Hoewel de getroffen ordemaatregel – zelfs als deze onjuist of onbegrijpelijk zou zijn – als zodanig in beginsel geen grond voor wraking kan opleveren, hebben de
hiervoor bedoelde bijzondere bijkomende omstandigheden naar het oordeel van de wrakingskamer bij de verzoeker de schijn kunnen doen opwekken dat de raadsheren niet langer onpartijdig zouden zijn met betrekking tot de verdere behandeling van zijn zaak. De wijze waarop de terechtzitting van 3 juli 2025 is verlopen, heeft niet voldoende waarborgen geboden om een gerechtvaardigde twijfel van partijdigheid uit te sluiten. Daartoe is bovendien van belang de omstandigheid dat ingevolge artikel 6 lid 3 sub c EVRM de verzoeker het recht heeft de bijstand te hebben van een raadsman naar eigen keuze, terwijl de rechter er actief op dient toe te zien dat een verdachte dit recht ook kan uitoefenen. De raadsheren hebben onvoldoende oog gehad voor het recht van de verzoeker op effectieve rechtsbijstand van een raadsman naar eigen keuze, mede in het licht van het recht van de verzoeker op een eerlijk proces zoals gegarandeerd in artikel 6 EVRM.
5.11.
Bij een voor de verzoeker zo ingrijpende maatregel als het uit de zittingzaal sturen van zijn raadsman had het op de weg van het hof gelegen om de verzoeker actief te informeren waarom het hof die maatregel heeft genomen, wat de gevolgen daarvan zijn, in het bijzonder voor de verzoeker, en op welke wijze een eerlijk proces inclusief adequate rechtsbijstand voor de verzoeker verder kan worden gewaarborgd. Daarvan is op geen enkele manier gebleken.
5.12.
Het vorenoverwogene leidt tot de slotsom dat het verzoek tot wraking zal worden toegewezen.
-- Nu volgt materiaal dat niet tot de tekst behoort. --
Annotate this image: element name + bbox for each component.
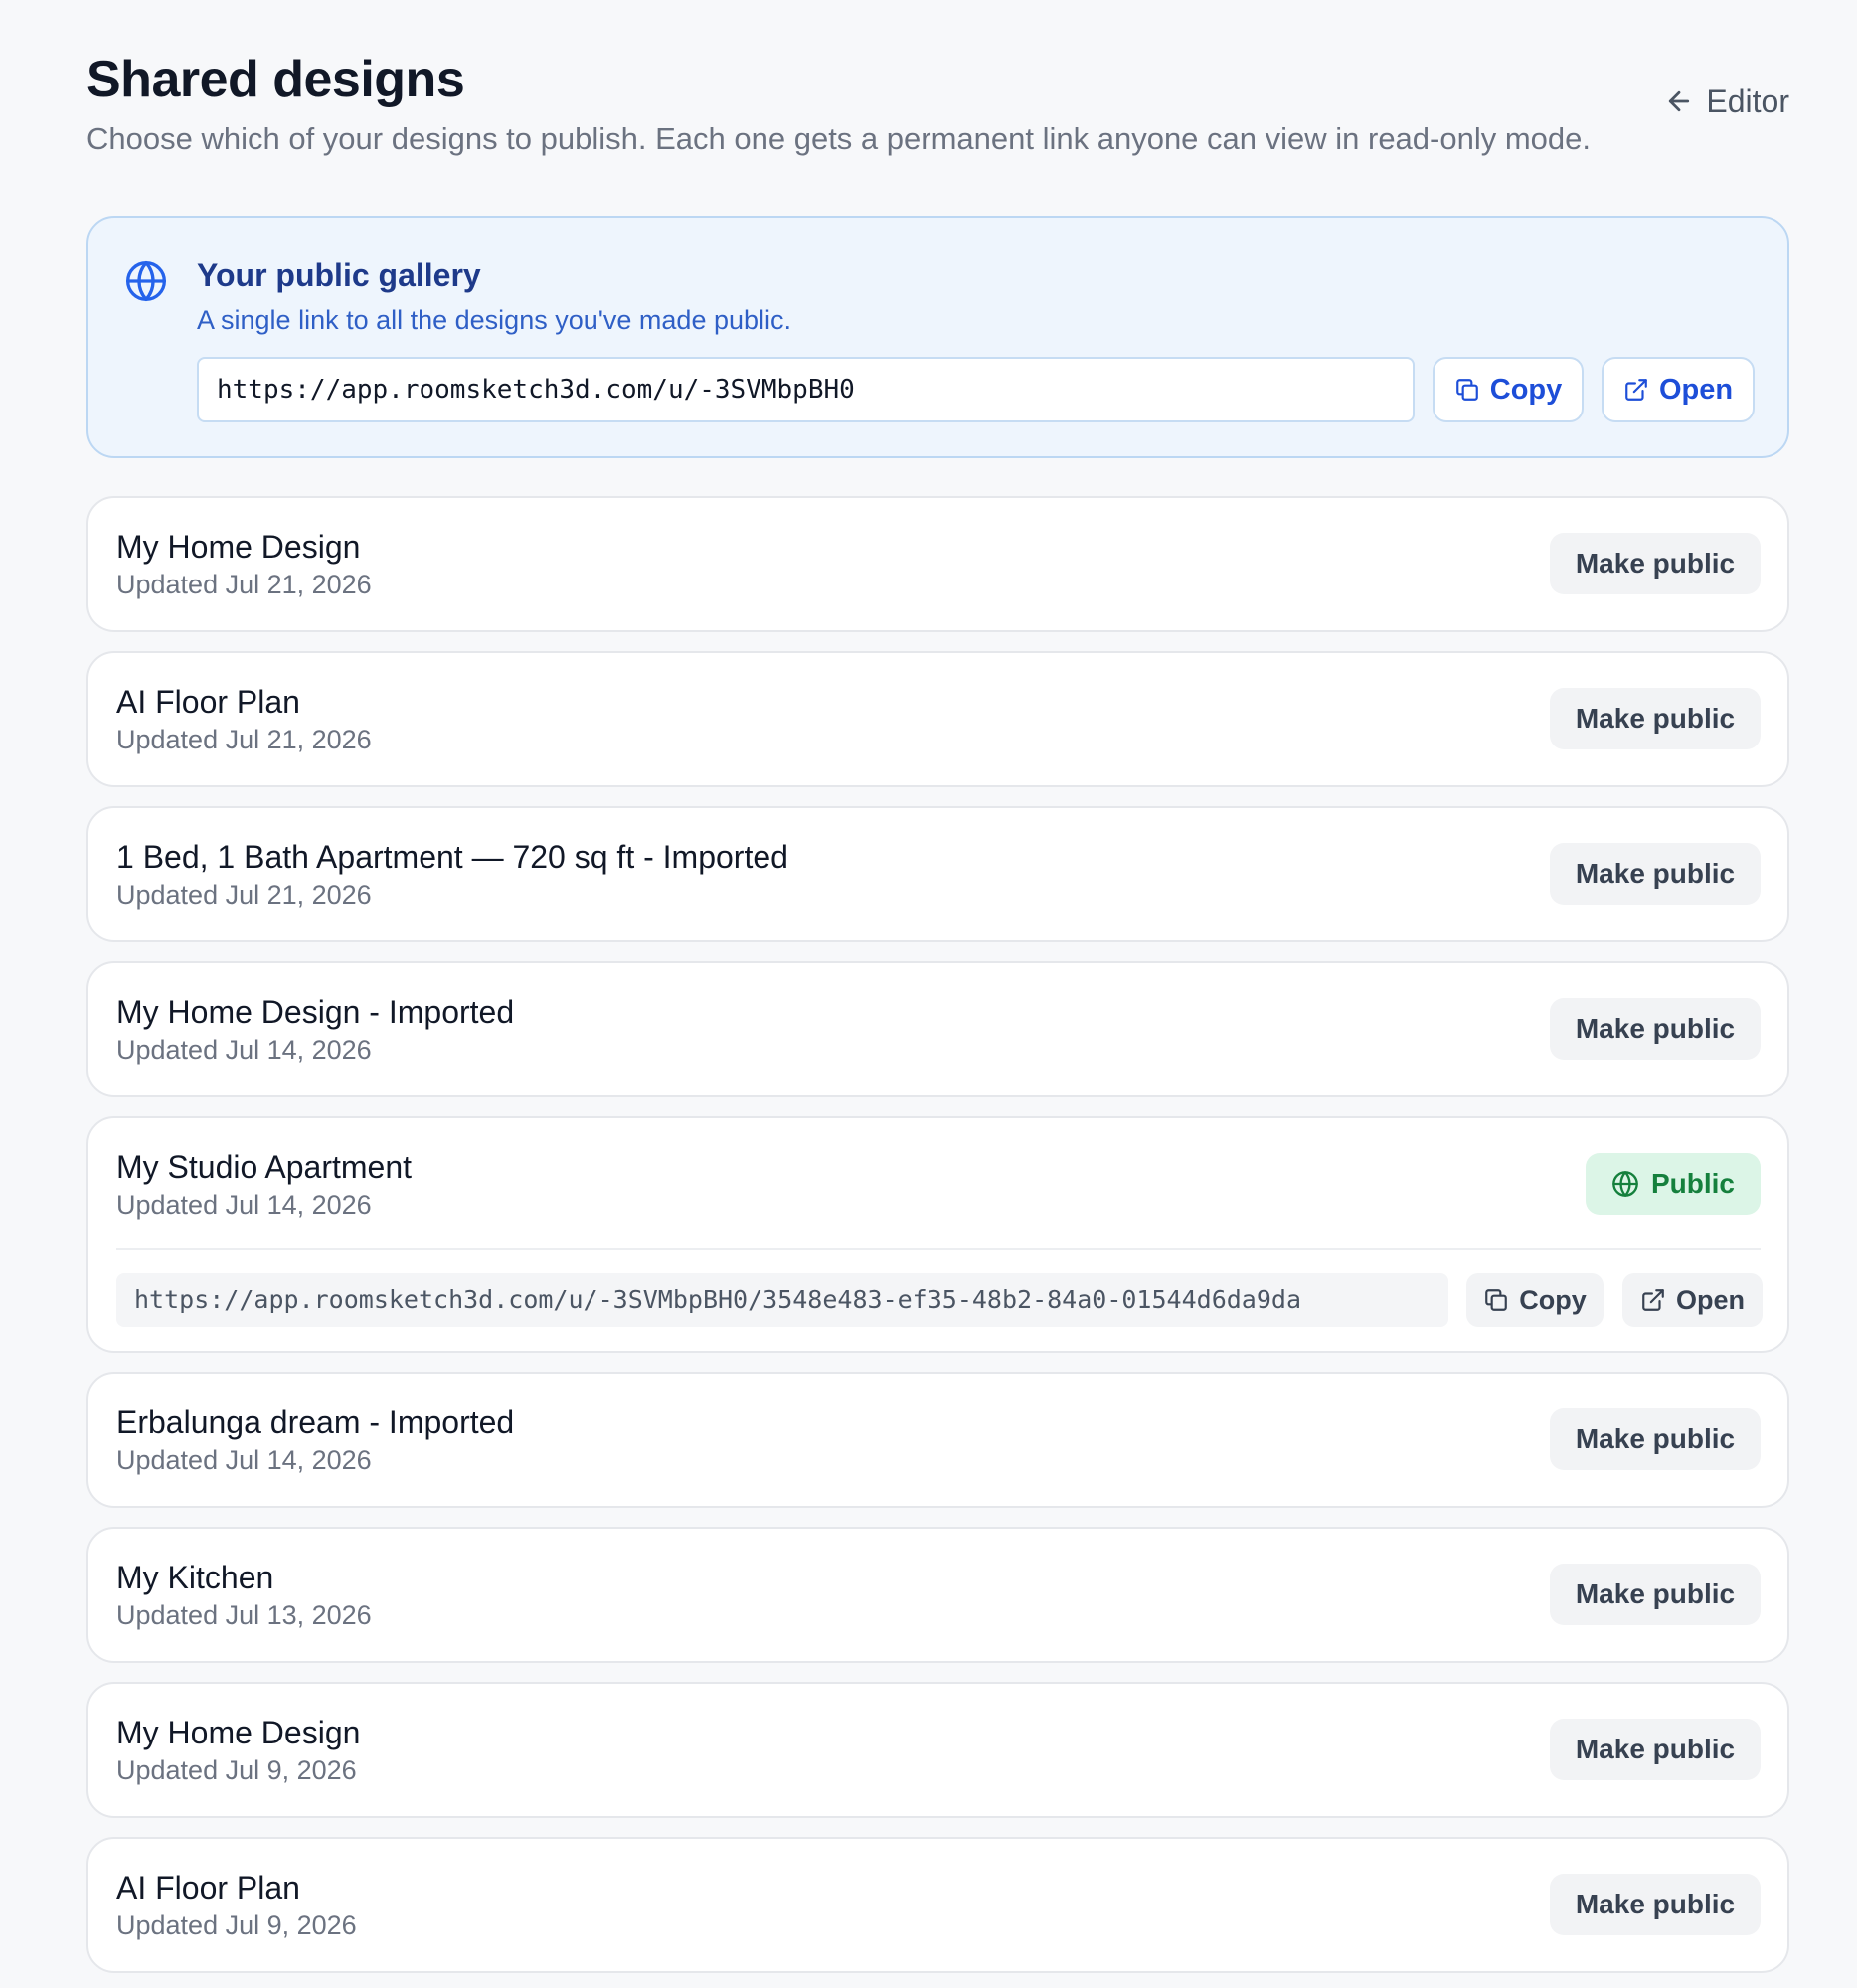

Gelet op deze toewijzing komt de wrakingskamer niet toe aan de beoordeling van de subsidiair gedane verzoeken (zie 2.4.)
BESLISSING
Het hof:
wijst toe het verzoek tot wraking van de raadsheren;
beveelt de onverwijlde mededeling van deze beslissing aan de verzoeker, de advocaat-generaal, de raadsheren en de benadeelde partij in de hoofdzaak.
Aldus gegeven te ’s-Hertogenbosch op 28 juli 2025 door mr. M.G.W.M. Stienissen, voorzitter, mr. J.T.F.M. van Krieken en mr. E.H. Schulten, leden, bijgestaan door mr. A. Burgmeijer, griffier.